Marion Brown I completely
Submitted by Marion Brown on June 29, 2007 - 12:52pm.
I completely agree with John Allen's column on the femization of the Church through the predominance of women as lay ministers and the abdication of men to take their place in church affairs. We need some balance here and I don't see that happening.
Scarey stuff for our children as they try to prepare for living in this world.
+ Neil,c.s.e.f., abbot to
abbot to the Interdenominational Community of Sts. Elizabeth and Francis
It is no wonder that Older Women are taking over the role of various Lay Ecclecial Ministies in the Parishes, they are not only older and financially stable but, far better at them than most Seminary graduates. That being said, the prime reason this may be happening is the big one: Money!
As a Degreed Lay theologian, I worked for the Roman Catholic Church for over 22 years. I have observed this continually. When the office of "DRE" appeared, only women who were married, Nuns or religiously motivated single women applied. (My classes at the GTU in Berkeley were 80% Women.) The Work load was enormous and the pay minuscule.
When even the nuns balked at the unjust salary, because even they had to buy their insurance, the Diocesan offices started calling the role "Ministries," as if that sanctification would be grounds for not paying a just salary. The Church, has been receiving the services of Women and Men for Free, and just can't get used to the idea that they should pay anyone for anything. Remmerer it's "Pray, PAY, and Obey!"
The highest salary I received after 22 years, for two,(2) half time, Ministries,(-full time they have to give you benefits...) Liturgist and Adult Education, was $17,000. for 12 months/ 60 hr.+ weeks. No Retirement, no medical, no nothing!
When my Parish Board, suggested to the Pastor after two years,that I should receive a more just wage, or at least a down payment for a car that ran, and tuition for on-going Education He said: " No! just a 3% raise like everyone else!"
Kids, well young adults, just out of Grad school with a M.Div. in other Religious denominations, (no experience besides a year of internship,) that year, BEGAN at $20,000.00!
Ministry isn't suppose to be about Money, but if the Church is going to hire qualified men or women, it need to pay a just salary that one can live on. (I lived in a Parish in the Silicon Valley.)

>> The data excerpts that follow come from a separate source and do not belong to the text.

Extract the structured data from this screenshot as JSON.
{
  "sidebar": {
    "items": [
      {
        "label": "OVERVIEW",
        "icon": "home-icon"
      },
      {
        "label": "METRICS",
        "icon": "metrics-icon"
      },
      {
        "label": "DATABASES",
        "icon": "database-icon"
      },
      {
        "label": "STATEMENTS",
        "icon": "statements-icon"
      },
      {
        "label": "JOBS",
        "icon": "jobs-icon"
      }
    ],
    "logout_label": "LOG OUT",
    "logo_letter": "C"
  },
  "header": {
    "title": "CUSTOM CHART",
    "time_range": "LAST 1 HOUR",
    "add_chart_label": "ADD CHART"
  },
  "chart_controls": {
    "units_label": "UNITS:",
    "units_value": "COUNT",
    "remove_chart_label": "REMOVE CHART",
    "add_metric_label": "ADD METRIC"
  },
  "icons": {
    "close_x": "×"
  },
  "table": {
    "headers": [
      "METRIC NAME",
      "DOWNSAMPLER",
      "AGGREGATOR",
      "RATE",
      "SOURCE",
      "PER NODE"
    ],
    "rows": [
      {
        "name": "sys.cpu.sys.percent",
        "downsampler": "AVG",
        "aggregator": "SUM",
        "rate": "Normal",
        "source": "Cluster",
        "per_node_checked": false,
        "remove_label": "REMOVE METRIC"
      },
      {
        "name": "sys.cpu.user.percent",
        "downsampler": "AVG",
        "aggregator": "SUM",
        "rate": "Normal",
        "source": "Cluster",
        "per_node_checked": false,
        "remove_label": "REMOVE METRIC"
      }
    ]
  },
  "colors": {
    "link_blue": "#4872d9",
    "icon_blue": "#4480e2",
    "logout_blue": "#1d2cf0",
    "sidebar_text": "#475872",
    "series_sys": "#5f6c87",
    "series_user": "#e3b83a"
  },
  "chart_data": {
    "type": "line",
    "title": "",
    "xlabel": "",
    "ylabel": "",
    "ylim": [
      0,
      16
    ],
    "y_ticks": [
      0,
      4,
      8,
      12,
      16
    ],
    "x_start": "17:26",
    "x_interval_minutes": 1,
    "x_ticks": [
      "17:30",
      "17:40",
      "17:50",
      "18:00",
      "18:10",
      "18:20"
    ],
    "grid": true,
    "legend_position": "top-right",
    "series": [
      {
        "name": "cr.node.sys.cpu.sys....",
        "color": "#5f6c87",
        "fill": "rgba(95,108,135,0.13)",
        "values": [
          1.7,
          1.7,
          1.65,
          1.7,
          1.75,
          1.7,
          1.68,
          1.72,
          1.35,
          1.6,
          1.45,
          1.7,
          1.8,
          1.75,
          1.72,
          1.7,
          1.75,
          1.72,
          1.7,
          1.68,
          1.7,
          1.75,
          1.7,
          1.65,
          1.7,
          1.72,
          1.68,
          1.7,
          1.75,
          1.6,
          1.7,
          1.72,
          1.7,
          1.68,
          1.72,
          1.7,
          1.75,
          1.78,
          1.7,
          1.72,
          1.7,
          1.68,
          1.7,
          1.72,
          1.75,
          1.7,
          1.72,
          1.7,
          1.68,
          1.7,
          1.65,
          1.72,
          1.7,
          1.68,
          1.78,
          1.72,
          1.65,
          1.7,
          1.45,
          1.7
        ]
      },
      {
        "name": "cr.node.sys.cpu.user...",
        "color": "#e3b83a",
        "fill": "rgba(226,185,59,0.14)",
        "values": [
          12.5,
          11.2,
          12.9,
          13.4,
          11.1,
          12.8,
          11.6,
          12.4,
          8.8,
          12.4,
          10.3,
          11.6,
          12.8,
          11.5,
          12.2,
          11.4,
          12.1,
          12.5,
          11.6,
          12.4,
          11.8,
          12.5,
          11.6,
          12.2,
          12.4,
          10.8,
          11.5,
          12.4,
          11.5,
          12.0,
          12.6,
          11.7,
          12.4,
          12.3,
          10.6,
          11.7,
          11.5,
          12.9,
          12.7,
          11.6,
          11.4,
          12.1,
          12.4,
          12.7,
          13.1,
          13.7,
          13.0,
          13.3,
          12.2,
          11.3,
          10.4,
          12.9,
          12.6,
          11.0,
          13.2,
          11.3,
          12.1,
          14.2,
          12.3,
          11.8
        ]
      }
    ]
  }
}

When I left that Parish, I didn't even have my College loans payed off. After a years Sabbatical, I began working for my County in Mental Health, at the lowest level - mental health Worker. (I put everything after High School down as hobbies.) In one year, I had my student loans payed off, made more money annually and had all types of insurance, retirement and paid vacation! I just retired after 23 years from the County, with a pension I can live on.
Is it any wonder that Peter was a fisherman, Paul a tentmaker, or one of my previous Diocesan chancellors a professional wood-worker on the side.
As these older women, die off, we will again find ourselves bereft of Ministries.
The other side of the MONEY problem is the people in the Pews. They still are putting $5.00 a week in the box. We really need to rethink giving a minimum of 10% of our income, to support the Ministries of our Church! Others do it and they have far more professional, dedicated and proficient Ministers.
Tittles are nice, but they don't put food on the table.